Wednesday, November 27, 2013

Collard Greens and Caramelized Onions, Organic Recipe Makeover



The third time is the charm!  I have tried two other times to cook collard greens and they were tough and gross.  This time I thought about the way my sweet papaw carefully prepped the collards before cooking and decided to cook them his way.  He would wash the heck out of the collards first.  Then he would sit at the table and carefully pull all the tough stems off and just use the tender green leaves tearing them up into pieces about one to two inches in diameter...no knives, just tearing.  You know how celery has strings in it, well some collards have strings in the veins and those need to be removed, so he would just tear them out. 

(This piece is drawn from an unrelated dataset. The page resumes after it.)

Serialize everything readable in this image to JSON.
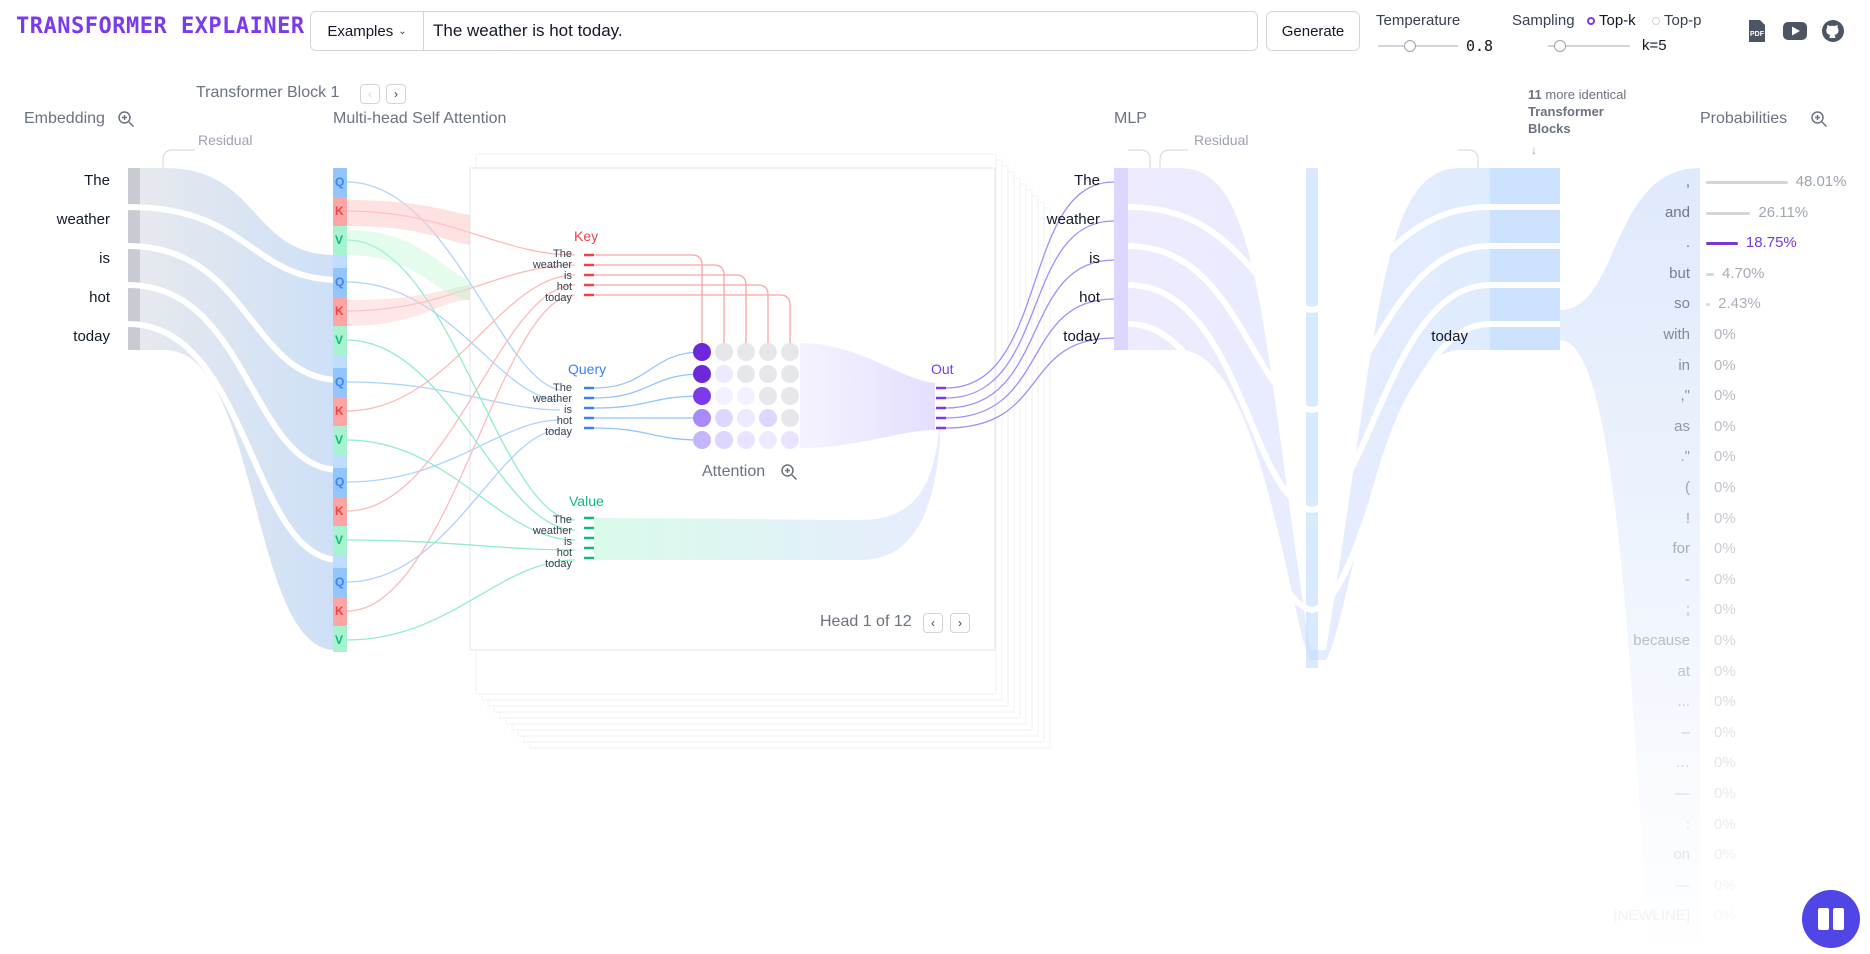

Next he would get a big pot of water boiling, add a ham hock, a stick of butter, sweet onions and hot sauce then cook for about an hour before adding the collards to that delicious, greasy, meaty broth and cook for another hour or so. Now here is where I have to change his recipe some...since I'm not eating meat and don't use a stick of butter in a month, I decided to use the next best thing for cooking the collards, my homemade organic vegetable broth with a little crushed red pepper, garlic and sweet onions.  Then I served the collards over sweet, caramelized onions.  It was a little bit spicy, a little bit sweet and incredibly tender.  I could eat these everyday.  So here is the recipe.  I also made two caramelized sweet onions in another pan to serve the collards over, recipe not included below.

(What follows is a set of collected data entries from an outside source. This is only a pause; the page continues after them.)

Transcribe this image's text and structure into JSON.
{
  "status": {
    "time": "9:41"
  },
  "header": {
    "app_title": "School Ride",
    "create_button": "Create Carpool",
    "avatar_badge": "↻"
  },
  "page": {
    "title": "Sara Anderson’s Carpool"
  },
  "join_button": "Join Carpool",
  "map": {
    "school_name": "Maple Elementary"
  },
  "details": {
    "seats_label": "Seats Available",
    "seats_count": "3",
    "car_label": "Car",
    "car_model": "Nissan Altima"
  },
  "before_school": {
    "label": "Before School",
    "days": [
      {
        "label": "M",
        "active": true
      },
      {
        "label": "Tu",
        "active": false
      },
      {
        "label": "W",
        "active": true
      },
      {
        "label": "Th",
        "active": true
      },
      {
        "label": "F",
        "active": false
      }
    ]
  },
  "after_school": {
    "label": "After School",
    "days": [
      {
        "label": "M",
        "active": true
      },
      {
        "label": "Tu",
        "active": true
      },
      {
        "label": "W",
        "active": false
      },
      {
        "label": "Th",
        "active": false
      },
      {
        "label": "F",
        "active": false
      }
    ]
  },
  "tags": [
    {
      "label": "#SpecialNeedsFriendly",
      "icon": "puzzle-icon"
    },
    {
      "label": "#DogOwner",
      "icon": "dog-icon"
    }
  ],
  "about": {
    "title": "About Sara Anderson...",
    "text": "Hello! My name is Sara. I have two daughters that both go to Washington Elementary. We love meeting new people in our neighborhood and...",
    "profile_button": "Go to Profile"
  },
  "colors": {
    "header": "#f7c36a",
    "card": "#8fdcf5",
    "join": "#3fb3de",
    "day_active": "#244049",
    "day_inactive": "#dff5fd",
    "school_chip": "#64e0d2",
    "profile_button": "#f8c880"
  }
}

UPDATED: FOR ANTI INFLAMMATORY DIET

Collard Greens with Caramelized Onions  3 large servings

1 pound organic Collard Greens, washed, stems removed and torn into 1-2 inch pieces.
1 organic sweet onion, sliced
1 TBSP organic olive oil
1 TBSP organic butter not AIP
1/2 TSP crushed red pepper not AIP
1 organic garlic clove, minced
3 cups organic vegetable or chicken broth

In a large pan, saute onion in the olive oil and butter for about 3-5 minutes, add minced garlic and cook another couple of minutes.  Add crushed red pepper and broth, stir well over medium low heat. Add broth and stir.  Add collards, cover and simmer for an hour.  Drain any remaining liquid and serve immediately with the caramelized onions over the collards.

While the collards are cooking, in another pan, caramelize two sweet onions to serve on collards.